It is about time a more human approach is taken to deal with a very human problem. The eco system in the region is at greater risk than ever.The mangroves are destroyed. The drinking water is contaminated with high levels of hydrocarbons. As part of the oil burns away during artisanal refining process by the locals, oil seeps deep into the ground as distilleries are heated on open fires fed by crude oil that is tipped into pits in the ground. All these additional enviromental issues in a country with limited existing infrastructure.
As major IOC’s continue to sell up and move offshore. Nigeria will only have itself to blame for what clearly looks like a troubled future. A country cannot be defined by only two major cities (Lagos and Abuja). With a population of over 170 million people more cities and communities need to be developed and jobs created for the talented masses in the nation.
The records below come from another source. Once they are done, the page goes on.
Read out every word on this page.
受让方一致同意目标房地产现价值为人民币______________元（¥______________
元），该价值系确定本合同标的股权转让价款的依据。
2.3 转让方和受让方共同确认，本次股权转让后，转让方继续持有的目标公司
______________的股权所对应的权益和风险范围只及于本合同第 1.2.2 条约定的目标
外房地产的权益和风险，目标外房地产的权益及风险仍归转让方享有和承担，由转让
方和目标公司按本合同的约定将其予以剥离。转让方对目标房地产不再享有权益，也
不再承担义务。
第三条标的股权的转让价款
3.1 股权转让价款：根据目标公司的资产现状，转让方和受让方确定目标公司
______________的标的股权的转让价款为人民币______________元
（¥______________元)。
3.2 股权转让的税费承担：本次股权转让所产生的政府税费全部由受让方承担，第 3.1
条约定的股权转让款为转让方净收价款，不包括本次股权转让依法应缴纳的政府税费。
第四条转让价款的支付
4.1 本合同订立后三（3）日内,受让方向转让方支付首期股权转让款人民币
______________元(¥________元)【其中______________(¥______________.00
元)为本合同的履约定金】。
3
The Department of Petroleum Resources (DPR), recently disclosed that Nigeria’s crude oil reserves now stand at 35 billion barrels, thus dropping by 2billion barrels or about 5.4 per cent, from an initial level of 37 billion barrels. Director of DPR, Mr. George Osahon, stated this at a session during the 2014 Nigerian Oil and Gas (NOG-14) conference in Abuja according to News reports.
We need functional refineries NOW. Petrol shortage has to be a thing of the past. It is very embarrassing that an oil producing country experiences petrol shortages as much as it happens in Nigeria.
The young shall grow and it is definetly time for Nigeria and its people to grow up. Charity must begin in the villages.